Fakat sizi alaşağı edebilecek ya da siteleri yavaşlatabilecek olan sadece saldırılar değil. Organizasyonlar geleneksel altyapılardan uzaklaşarak web servislerine yönelmeyi sürdürdükçe, onlar eski DNS yönetiminin kısıtlamalarını arttırıyor.

“Eğer DNS performansı optimize edilmezse veya daha daha da kötüsü bir DNS hatası servisi, kritik süreçleri engellerse, ulaşılamayan servisler gelir ve itibar kayıplarına neden olabilir,” şeklinde konuşuyor Verisign’ın Ağ Zekâsı ve Ulaşılabilirliği grup kıdemli başkan yardımcısı Ben Petro.

Petro, bulut tabanlı güvenlik sağlayıcılarının hem siber güvenlik hem de DNS yönetimiyle baş etmek üzere pozisyon alanların en iyileri olduğunu iddia ediyor. Saldırıların dinamik yapısına ayak uydurmalarında ve aynı zamanda web tabanlı operasyonların her zaman güvenli ve ulaşılabilir olmasını temin etmek üzere firmalara yardım ettiklerini belirtiyor.

“Geçmişte güvenlik profesyonelleri saldırıları engellemek için bantgenişliği ile firewall’larına bel bağlıyordu, ancak bu metotlar maliyetli ve verimsiz olduğunu kanıtladı,” diyor Paid. “İşte bu yüzden bulut en verimli çözüm olarak karşımızda duruyor. Bulut tabanlı güvenlik saldırıların ağa erişebilmesinden önce onların hızlıca tespit edilerek önlenmesine imkan tanıyor. Böylelikle firmaların ekipman, altyapı ve uzmanlı anlamında önemli yatırımlar yapması gereksinimini ortadan kaldırarak online kalmalarına imkan sağlıyor.”

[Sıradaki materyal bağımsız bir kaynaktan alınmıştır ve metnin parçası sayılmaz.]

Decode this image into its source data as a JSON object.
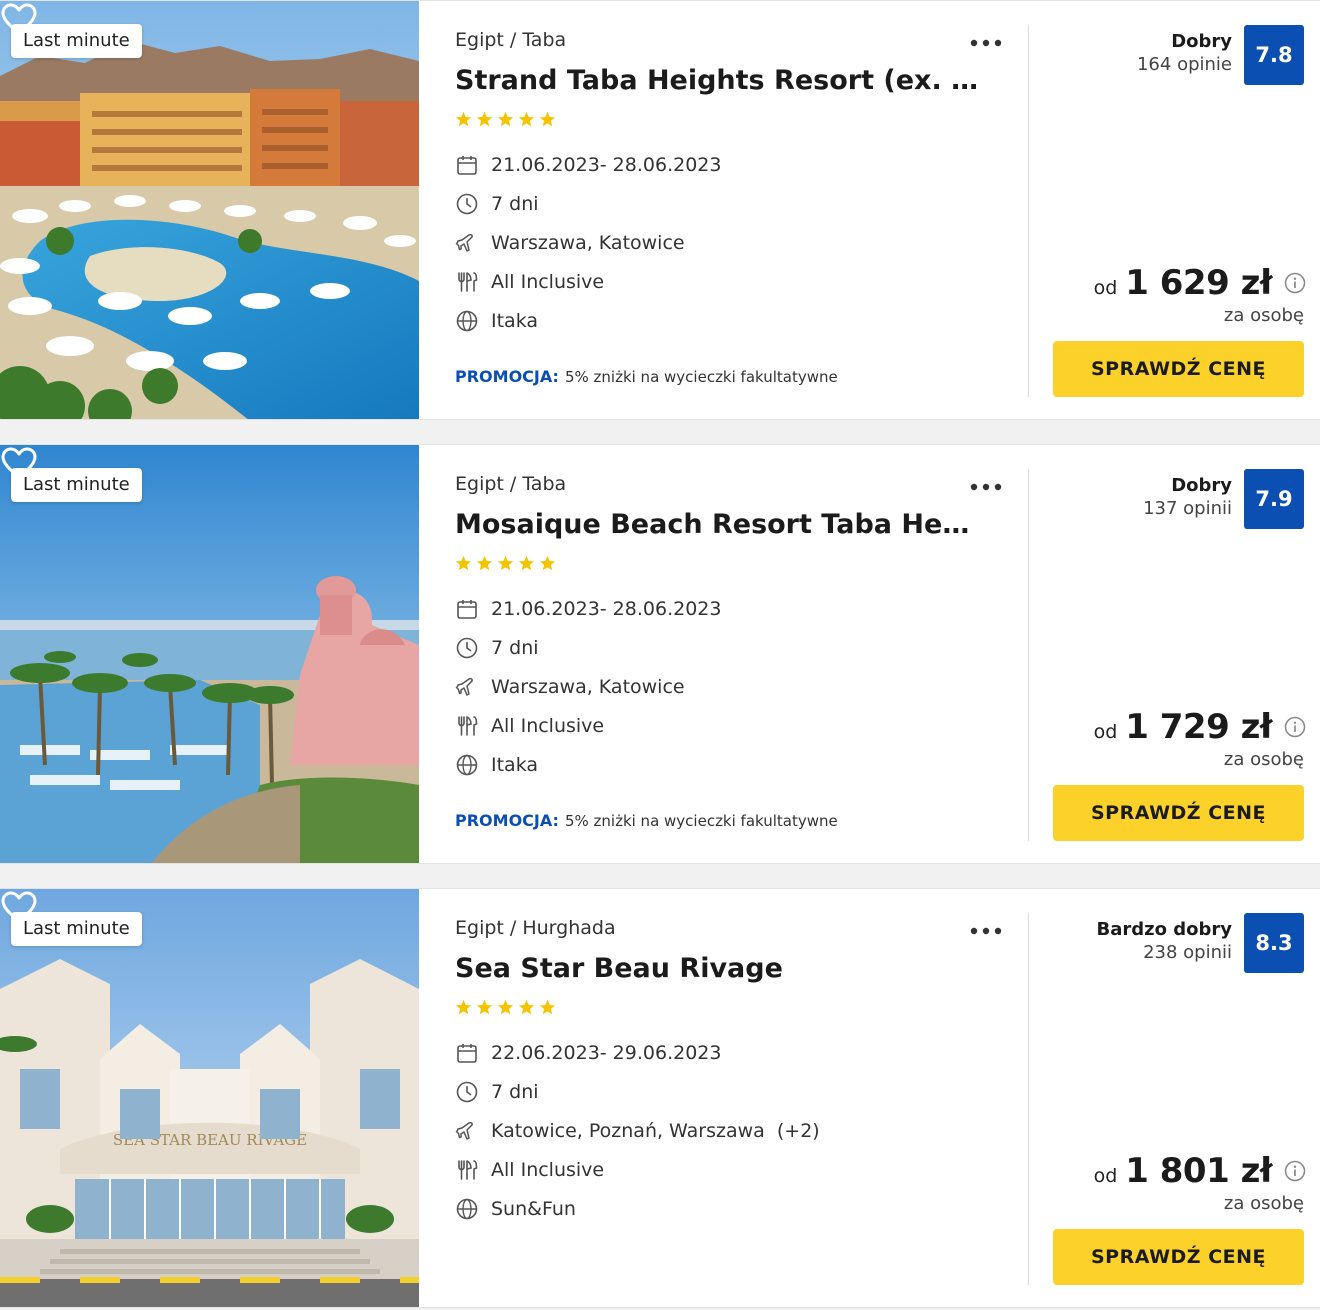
{
  "offers": [
    {
      "badge": "Last minute",
      "country": "Egipt",
      "region": "Taba",
      "name": "Strand Taba Heights Resort (ex. InterContinental Taba Heights)",
      "stars": 5,
      "dates": "21.06.2023- 28.06.2023",
      "duration": "7 dni",
      "departure": "Warszawa, Katowice",
      "board": "All Inclusive",
      "operator": "Itaka",
      "promo_label": "PROMOCJA:",
      "promo_text": "5% zniżki na wycieczki fakultatywne",
      "rating_text": "Dobry",
      "reviews": "164 opinie",
      "score": "7.8",
      "price_prefix": "od",
      "price": "1 629 zł",
      "price_note": "za osobę",
      "cta": "SPRAWDŹ CENĘ",
      "photo": "pool-resort"
    },
    {
      "badge": "Last minute",
      "country": "Egipt",
      "region": "Taba",
      "name": "Mosaique Beach Resort Taba Heights",
      "stars": 5,
      "dates": "21.06.2023- 28.06.2023",
      "duration": "7 dni",
      "departure": "Warszawa, Katowice",
      "board": "All Inclusive",
      "operator": "Itaka",
      "promo_label": "PROMOCJA:",
      "promo_text": "5% zniżki na wycieczki fakultatywne",
      "rating_text": "Dobry",
      "reviews": "137 opinii",
      "score": "7.9",
      "price_prefix": "od",
      "price": "1 729 zł",
      "price_note": "za osobę",
      "cta": "SPRAWDŹ CENĘ",
      "photo": "beach-palms"
    },
    {
      "badge": "Last minute",
      "country": "Egipt",
      "region": "Hurghada",
      "name": "Sea Star Beau Rivage",
      "stars": 5,
      "dates": "22.06.2023- 29.06.2023",
      "duration": "7 dni",
      "departure": "Katowice, Poznań, Warszawa  (+2)",
      "board": "All Inclusive",
      "operator": "Sun&Fun",
      "promo_label": "",
      "promo_text": "",
      "rating_text": "Bardzo dobry",
      "reviews": "238 opinii",
      "score": "8.3",
      "price_prefix": "od",
      "price": "1 801 zł",
      "price_note": "za osobę",
      "cta": "SPRAWDŹ CENĘ",
      "photo": "hotel-facade",
      "photo_sign": "SEA STAR BEAU RIVAGE"
    }
  ],
  "icons": {
    "favorite": "heart-outline-icon",
    "menu": "more-dots-icon",
    "dates": "calendar-icon",
    "duration": "clock-icon",
    "departure": "plane-icon",
    "board": "cutlery-icon",
    "operator": "globe-icon",
    "price_info": "info-icon"
  },
  "colors": {
    "accent": "#0b4fb3",
    "cta": "#fcd12a",
    "star": "#f5c400"
  }
}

DNS yönetimini ağ güvenliğine bağlayarak ve her ikisini de buluta aktararak organizasyonlar operasyonel verimlilik, destek maliyetleri ve ölçek ekonomisi üzerinden zaman ve para tasarrufu sağlayabiliyor.

Hepsini bağlayalım

Buradaki beş başlığı toplayan tek bir başlık varsa o da şu: Organizasyonlar artık bulutu göz ardı edemez. Çok fazla tedarikçi uygulamadan, güvenliğe ve görüntülemeye her şeyi buluta taşıyor. O kaotik ve yönetilmesi güç ama araçlar orada. Geçmişte yaptığınız gibi tek bir sağlayıcıya (Cisco gibi) yönelemezsiniz. Interop köklerine geri dönüyor çünkü birlikte işlerlik yeniden ilerlemenin önüne çıkan önemli bir engel.